Rodney is clearly struggling but is determined to convince Del he is managing perfectly. He claims to have had plenty of clients asking about the engines, and his claims become more exaggerated as Del probes further into his business. Rodney asks for some food but Del refuses, telling Grandad not to cook him anything as he has not paid his housekeeping money. Rodney attempts to persuade him, but he does not budge. Grandad asks how Rodney could be struggling with money when he had the £200 given to him by Del out of their share of the partnership. It soon transpires that Mickey has gone on holiday to Benidorm with the company finances, leaving Rodney with nothing.

Feeling sorry for his brother, Del comes up with a scheme to get Rodney to rejoin Trotters Independent Traders with his pride intact and thinking that he has been successful. He pays another trader, Towser, to buy the lawnmower engines from Rodney for £200, despite having a scrap value of only £20, and to make up a story about a contact in the GLC Parks Department who wants as many engines as he can get. Towser then asks what he should do with the engines, and Del tells him to give them back to Alfie. With Del's plan, Rodney will gain a bit of confidence and realise he would be better off being Del's partner again, and Del will get his money back when Rodney buys back into Trotters Independent Traders.

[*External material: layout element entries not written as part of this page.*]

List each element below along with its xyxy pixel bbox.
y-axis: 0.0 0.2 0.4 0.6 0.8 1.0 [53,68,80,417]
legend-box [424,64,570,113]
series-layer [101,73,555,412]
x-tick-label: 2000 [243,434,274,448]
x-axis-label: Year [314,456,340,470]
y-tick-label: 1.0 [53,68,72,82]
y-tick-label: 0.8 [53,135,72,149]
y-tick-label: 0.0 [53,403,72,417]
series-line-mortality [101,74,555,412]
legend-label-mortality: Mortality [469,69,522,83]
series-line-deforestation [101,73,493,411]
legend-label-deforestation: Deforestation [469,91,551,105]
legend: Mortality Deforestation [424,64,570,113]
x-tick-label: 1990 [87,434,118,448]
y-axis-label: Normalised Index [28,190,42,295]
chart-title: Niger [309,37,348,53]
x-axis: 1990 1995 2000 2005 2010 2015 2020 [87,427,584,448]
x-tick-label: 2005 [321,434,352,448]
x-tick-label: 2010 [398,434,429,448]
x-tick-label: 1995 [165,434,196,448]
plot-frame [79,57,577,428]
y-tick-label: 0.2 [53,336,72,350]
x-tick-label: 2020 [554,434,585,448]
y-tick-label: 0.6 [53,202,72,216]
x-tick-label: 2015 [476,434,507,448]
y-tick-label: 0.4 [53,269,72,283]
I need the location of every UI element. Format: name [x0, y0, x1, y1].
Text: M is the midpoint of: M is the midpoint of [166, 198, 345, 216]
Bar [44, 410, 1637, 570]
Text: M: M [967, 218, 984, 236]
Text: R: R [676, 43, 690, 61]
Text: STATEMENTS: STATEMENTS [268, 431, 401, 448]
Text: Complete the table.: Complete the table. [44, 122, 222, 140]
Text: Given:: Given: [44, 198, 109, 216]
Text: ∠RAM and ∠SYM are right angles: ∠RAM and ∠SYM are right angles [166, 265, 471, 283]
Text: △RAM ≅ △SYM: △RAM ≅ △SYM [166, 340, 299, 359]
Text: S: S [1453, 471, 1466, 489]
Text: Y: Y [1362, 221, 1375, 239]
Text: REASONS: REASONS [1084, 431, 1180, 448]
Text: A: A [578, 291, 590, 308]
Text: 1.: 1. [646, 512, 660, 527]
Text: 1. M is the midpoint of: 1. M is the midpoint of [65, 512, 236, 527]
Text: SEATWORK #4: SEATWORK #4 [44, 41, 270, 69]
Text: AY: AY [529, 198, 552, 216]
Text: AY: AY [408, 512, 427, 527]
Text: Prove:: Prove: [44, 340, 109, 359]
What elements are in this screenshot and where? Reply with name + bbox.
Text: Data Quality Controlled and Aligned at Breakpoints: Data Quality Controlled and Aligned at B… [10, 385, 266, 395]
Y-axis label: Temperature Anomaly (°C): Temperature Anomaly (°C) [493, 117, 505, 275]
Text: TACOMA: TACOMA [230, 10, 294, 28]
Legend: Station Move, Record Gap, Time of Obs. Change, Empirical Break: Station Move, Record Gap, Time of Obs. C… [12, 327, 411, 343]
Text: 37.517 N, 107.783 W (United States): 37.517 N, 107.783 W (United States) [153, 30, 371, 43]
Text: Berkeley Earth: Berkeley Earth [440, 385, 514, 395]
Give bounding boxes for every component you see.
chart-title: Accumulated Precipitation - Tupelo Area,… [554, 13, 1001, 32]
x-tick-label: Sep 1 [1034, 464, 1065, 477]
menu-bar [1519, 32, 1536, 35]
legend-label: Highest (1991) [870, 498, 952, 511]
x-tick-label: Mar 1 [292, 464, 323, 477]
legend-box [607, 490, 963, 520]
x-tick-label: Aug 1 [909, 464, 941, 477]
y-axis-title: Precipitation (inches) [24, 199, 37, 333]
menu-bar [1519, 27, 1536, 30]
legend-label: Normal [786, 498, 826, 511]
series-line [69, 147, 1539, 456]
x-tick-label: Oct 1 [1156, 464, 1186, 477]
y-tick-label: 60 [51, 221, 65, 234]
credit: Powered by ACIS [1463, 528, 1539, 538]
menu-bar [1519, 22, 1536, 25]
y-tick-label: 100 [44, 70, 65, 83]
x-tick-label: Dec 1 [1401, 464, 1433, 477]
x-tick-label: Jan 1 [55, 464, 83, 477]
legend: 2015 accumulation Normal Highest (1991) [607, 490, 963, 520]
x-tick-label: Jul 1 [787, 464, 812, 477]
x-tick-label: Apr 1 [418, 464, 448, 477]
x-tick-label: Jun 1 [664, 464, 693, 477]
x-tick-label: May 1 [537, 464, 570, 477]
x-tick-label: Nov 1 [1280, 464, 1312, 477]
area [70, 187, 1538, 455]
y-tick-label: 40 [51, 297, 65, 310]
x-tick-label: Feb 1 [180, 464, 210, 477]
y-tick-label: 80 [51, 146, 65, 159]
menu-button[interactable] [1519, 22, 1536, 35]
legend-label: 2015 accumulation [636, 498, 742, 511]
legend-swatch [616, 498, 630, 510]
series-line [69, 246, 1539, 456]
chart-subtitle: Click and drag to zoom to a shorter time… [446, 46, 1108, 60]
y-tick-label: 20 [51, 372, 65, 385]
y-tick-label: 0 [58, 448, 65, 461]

The next day, at The Nag's Head, Rodney tells Del he liquidated the partnership with Mickey, and proudly tells him that he has sold the lawnmower engines to Towser. Unfortunately, it becomes apparent that Del's plan has not quite worked out, and that Towser only paid Rodney £165 and kept the remaining £35 for himself. Worse still, Rodney has invested all the proceeds in buying another set of lawnmower engines from Alfie Flowers which are, unknown to Rodney, the same ones Towser had just given back to him. He thus asks Del if he can borrow some money, and Del angrily bemoans what a "42 carat plonker" his brother is. Del gives Rodney an elastic band to put around his Gucci to stop the sole coming off.

Episode cast

First appearances
Patrick Murray as Mickey Pearce

Music
John Williams: Jaws theme

Note: In the VHS/DVD versions, John Williams' "Jaws theme" is replaced by a similar-sounding piece of music.